Navigating the Desire for Spontaneous Intimacy While Seeking a Meaningful Relationship
As a homosexual male in my late 40s, my life has involved numerous, largely pleasurable years engaging in spontaneous encounters with other men from my teenage years. During my fourth decade, I had a serious relationship which continued for a significant period, however it never fully satisfied me, because I felt neither loved or intimately fulfilled. The fact is that I have always craved casual sex. Every time I begin seeing a potential partner, once the newness dwindles, an impulse arises to be intimate with other men once more.
Questioning the Possibility of Monogamy
I am now wondering whether it's possible for me to sustain a faithful partnership. I'm aware that many gay men engage in non-monogamous arrangements, yet when I’ve witnessed them, they appear like hard work, often resulting in significant pain and jealousy for everyone involved.

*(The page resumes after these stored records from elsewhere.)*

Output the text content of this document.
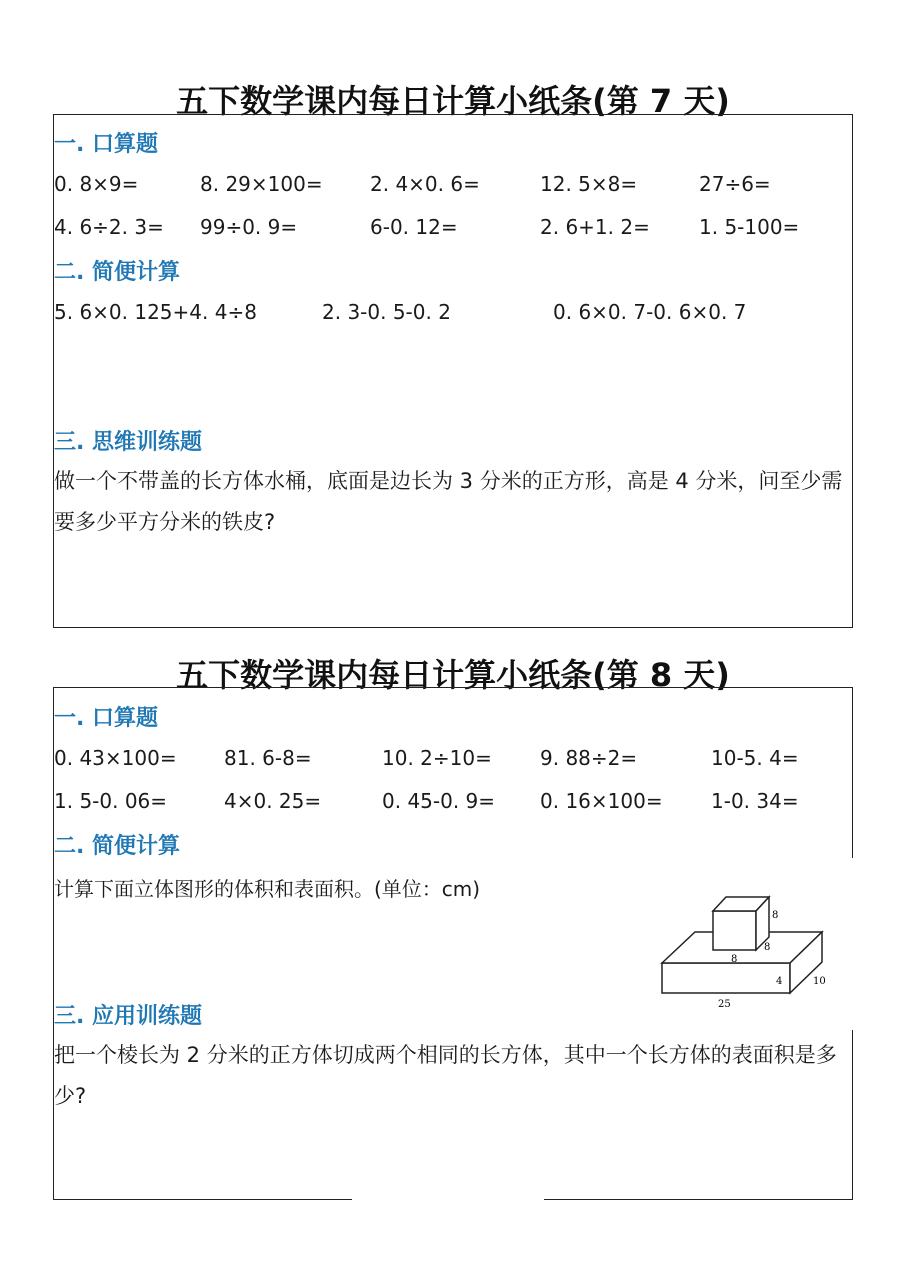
五下数学课内每日计算小纸条(第 7 天)
一. 口算题
0. 8×9=	8. 29×100= 2. 4×0. 6=	12. 5×8=	27÷6=
4. 6÷2. 3= 99÷0. 9=	6-0. 12=	2. 6+1. 2= 1. 5-100=
二. 简便计算
5. 6×0. 125+4. 4÷8	2. 3-0. 5-0. 2	0. 6×0. 7-0. 6×0. 7
三. 思维训练题
做一个不带盖的长方体水桶，底面是边长为 3 分米的正方形，高是 4 分米，问至少需要多少平方分米的铁皮?
五下数学课内每日计算小纸条(第 8 天)
一. 口算题
0. 43×100= 81. 6-8=	10. 2÷10= 9. 88÷2=	10-5. 4=
1. 5-0. 06=	4×0. 25=	0. 45-0. 9= 0. 16×100= 1-0. 34=
二. 简便计算
计算下面立体图形的体积和表面积。(单位：cm)
8
8
8
4	10
25
三. 应用训练题
把一个棱长为 2 分米的正方体切成两个相同的长方体，其中一个长方体的表面积是多少?
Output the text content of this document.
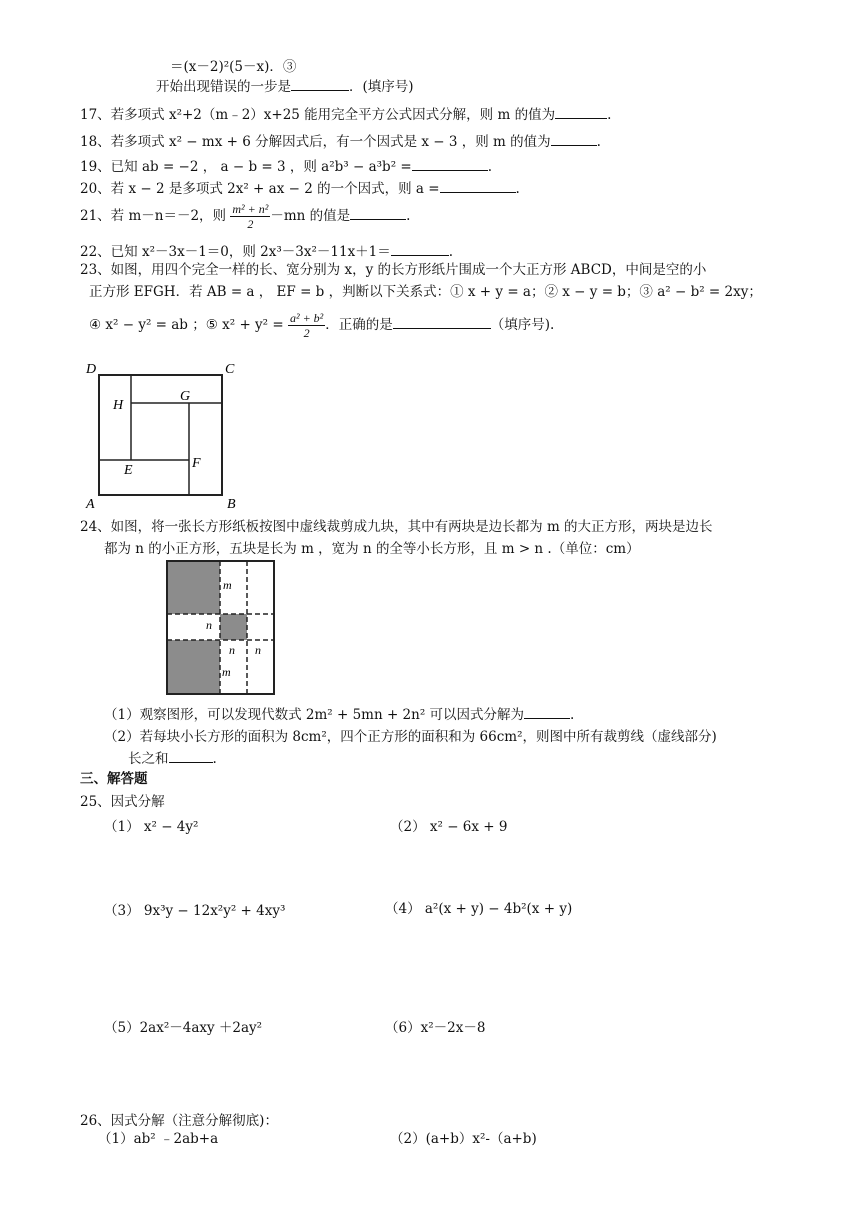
＝(x－2)²(5－x)．③
开始出现错误的一步是	．(填序号)
17、若多项式 x²+2（m﹣2）x+25 能用完全平方公式因式分解，则 m 的值为	.
18、若多项式 x² − mx + 6 分解因式后，有一个因式是 x − 3 ，则 m 的值为	.
19、已知 ab = −2 ， a − b = 3 ，则 a²b³ − a³b² =	.
20、若 x − 2 是多项式 2x² + ax − 2 的一个因式，则 a =	.
21、若 m－n＝－2，则 $\frac{\text{m² + n²}}{2} -mn$ 的值是	.
22、已知 x²－3x－1＝0，则 2x³－3x²－11x＋1＝	.
23、如图，用四个完全一样的长、宽分别为 x，y 的长方形纸片围成一个大正方形 ABCD，中间是空的小
正方形 EFGH．若 AB = a ， EF = b ，判断以下关系式：① x + y = a；② x − y = b；③ a² − b² = 2xy；
④ x² − y² = ab ；⑤ $x^2 + y^2 = \frac{\text{a² + b²}}{2}$ ．正确的是	（填序号).
D	C
A	B
H
G
E	F
24、如图，将一张长方形纸板按图中虚线裁剪成九块，其中有两块是边长都为 m 的大正方形，两块是边长
都为 n 的小正方形，五块是长为 m ，宽为 n 的全等小长方形，且 m > n .（单位：cm）
m
n
n n
m
（1）观察图形，可以发现代数式 2m² + 5mn + 2n² 可以因式分解为	.
（2）若每块小长方形的面积为 8cm²，四个正方形的面积和为 66cm²，则图中所有裁剪线（虚线部分)
长之和	.
三、解答题
25、因式分解
（1） x² − 4y²	（2） x² − 6x + 9
（3） 9x³y − 12x²y² + 4xy³	（4） a²(x + y) − 4b²(x + y)
（5）2ax²－4axy ＋2ay²	（6）x²－2x－8
26、因式分解（注意分解彻底)：
（1）ab² ﹣2ab+a	（2）(a+b）x²-（a+b)
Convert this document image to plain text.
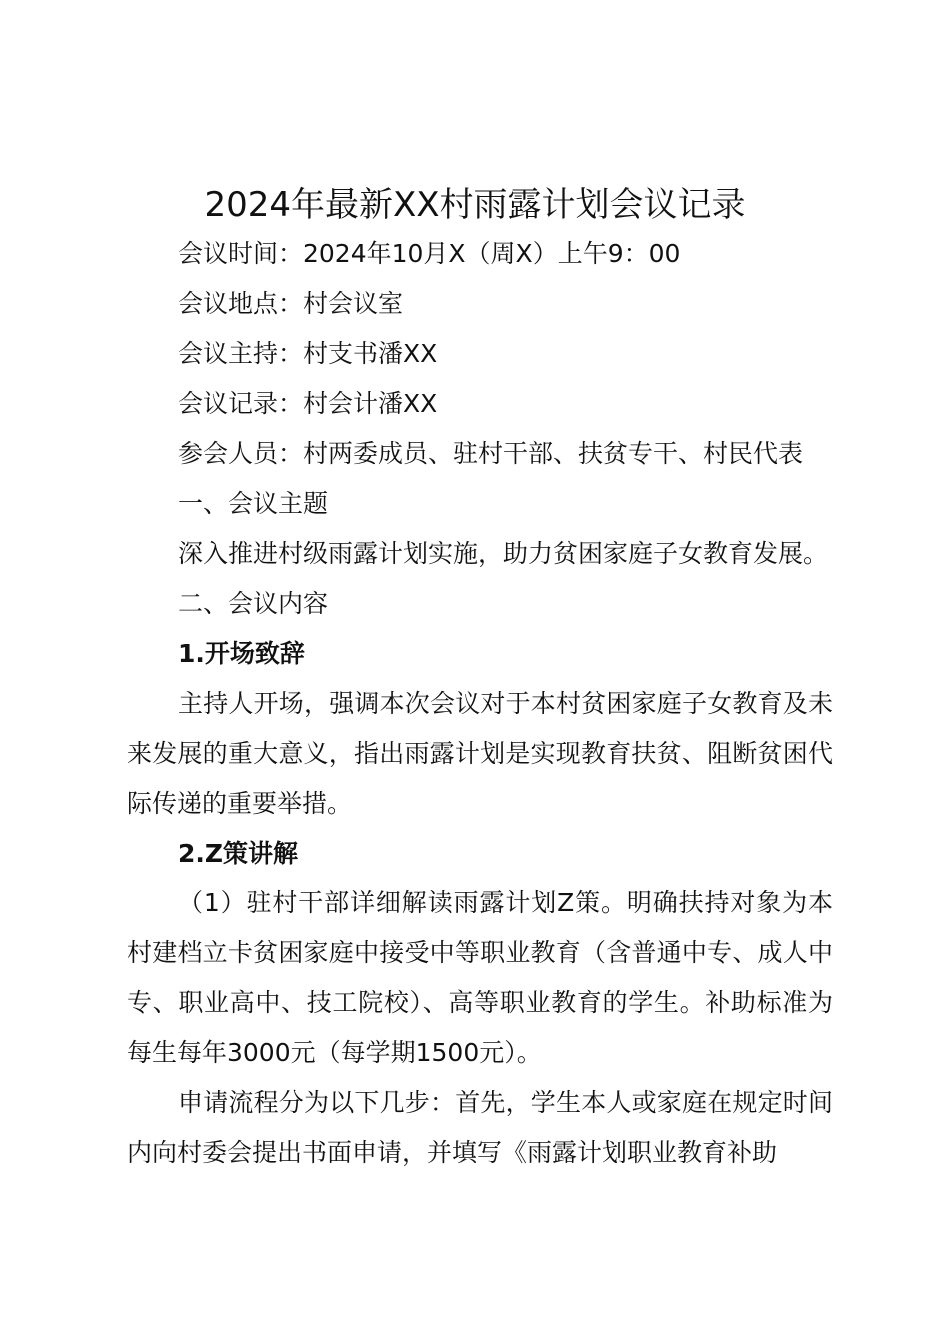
2024年最新XX村雨露计划会议记录
会议时间：2024年10月X（周X）上午9：00
会议地点：村会议室
会议主持：村支书潘XX
会议记录：村会计潘XX
参会人员：村两委成员、驻村干部、扶贫专干、村民代表
一、会议主题
深入推进村级雨露计划实施，助力贫困家庭子女教育发展。
二、会议内容
1.开场致辞

主持人开场，强调本次会议对于本村贫困家庭子女教育及未来发展的重大意义，指出雨露计划是实现教育扶贫、阻断贫困代际传递的重要举措。

2.Z策讲解

（1）驻村干部详细解读雨露计划Z策。明确扶持对象为本村建档立卡贫困家庭中接受中等职业教育（含普通中专、成人中专、职业高中、技工院校）、高等职业教育的学生。补助标准为每生每年3000元（每学期1500元）。

申请流程分为以下几步：首先，学生本人或家庭在规定时间内向村委会提出书面申请，并填写《雨露计划职业教育补助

In many ways, I desire a partner to love me while letting me pursue other intimacies, but I dread to imagine the psychological toll this might create. Is it best to keep having casual sex and acknowledge that a long-term relationship is not possible? I’m feeling a bit lost.
Each individual's sexual journey fluctuates. Try not to think of your relationship needs or your capacity to handle different types of sexual unions in a finite way. Your needs as you are experiencing them now could easily shift in the future; at a certain time you might become less ambivalent and discover greater understanding and a comfortable path … or not. One day you could encounter a person who provides a transformative opportunity to you through mirroring what you want in a holistic fashion … and later on you may choose that casual connections are best for you. Fretting over the future and engaging in the “What if?” game is merely rooted in fear and squandering of your efforts. Try to be in the moment with your partners, and recognize the worth of each person with whom you might have a sexual connection. If and when the time is right to strengthen true intimacy with one partner, it will be clear.
- The psychotherapist is a US-based psychotherapist who specialises in addressing sexual disorders.